Despite the growth in the adoption of 4G LTE, billions of people are still excluded from the opportunities of the digital economy, says Emmanuel Coelho Alves, Senior Marketing Director at Huawei.
“There is a need to redouble our effort for more digital transmission and inclusion to support United Nations Sustainable Development Goals (SDGs), and bring the excluded 3.9 billion of world’s population online,” Alves said. “It won’t be easy, but with cross-sector efforts from the government and partners in the private sector, academia, and civil society, we can achieve that.”
Bridging the digital divide and empowering more of the world’s people with online connectivity is seen as critical to overcoming poverty and attaining a sustainable future. It will require constant investment and expansion of existing LTE capabilities and adoption.
Currently, 66 percent of areas in the world have access to mobile broadband. 90 percent of these had access to high-quality networks such as 3G and 4G. 5G adoption is still in its infant stage.
A GSMA report notes that 80 percent of the world’s population now has mobile coverage, out of which more than 50 percent of connections are already on 4G. This only paves way for eventual deployment of 5G networks.
Sub-Sahara Africa has 456 million unique mobile subscribers, representing 44 percent of people, with this proportion expected to grow to 50 percent by 2025. The GSMA report predicts that Africa will be the fastest-growing global region, with a compound annual growth rate of 4.6 percent.

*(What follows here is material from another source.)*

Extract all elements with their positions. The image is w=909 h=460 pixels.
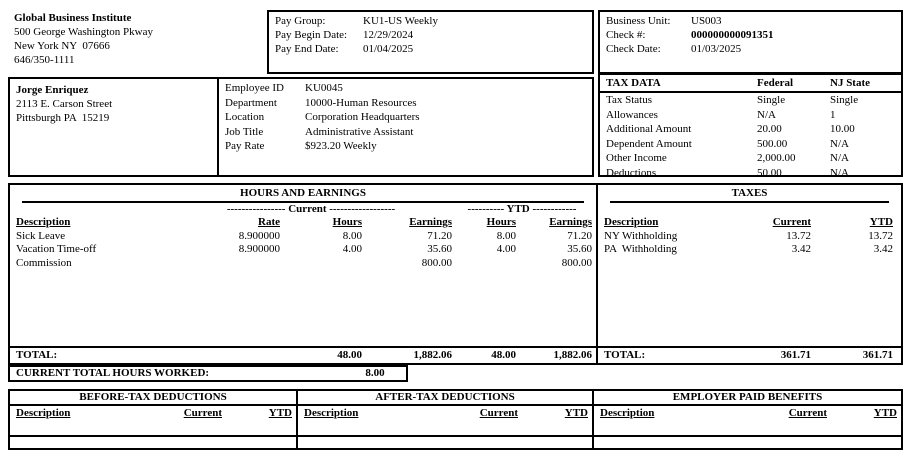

However, mobile broadband subscriber numbers remain significantly lower, with 239 million subscribers and a penetration rate of just 23 percent.
The bridge the gap in Africa will require ongoing expansion of mobile broadband services such as 4G, with penetration expected to reach 39 percent by 2025.
“4G provides an extremely good asset when you go later to 5G,” Alves said. “4G has been deployed widely in the past years. 4g is the capacity layer in cities, leveraging massive MIMO (multiple-input and multiple-output) in hot spots with significant traffic.
Mohamed Madkour, VP of global wireless networks marketing and solutions at Huawei, said at the AfricaCom 2019 conference in Cape Town last year, that “all investment in expanding 4G and organising site assets will reduce the amount of money needed to switch on 5G in the near future. Every rand spent on 4G is thus a rand invested in 5G.”
Whether seen from a network operator or a policy perspective, 4G is thus not simply an interim step towards 5G. The 4G foundation already heralds the arrival of the 5G future.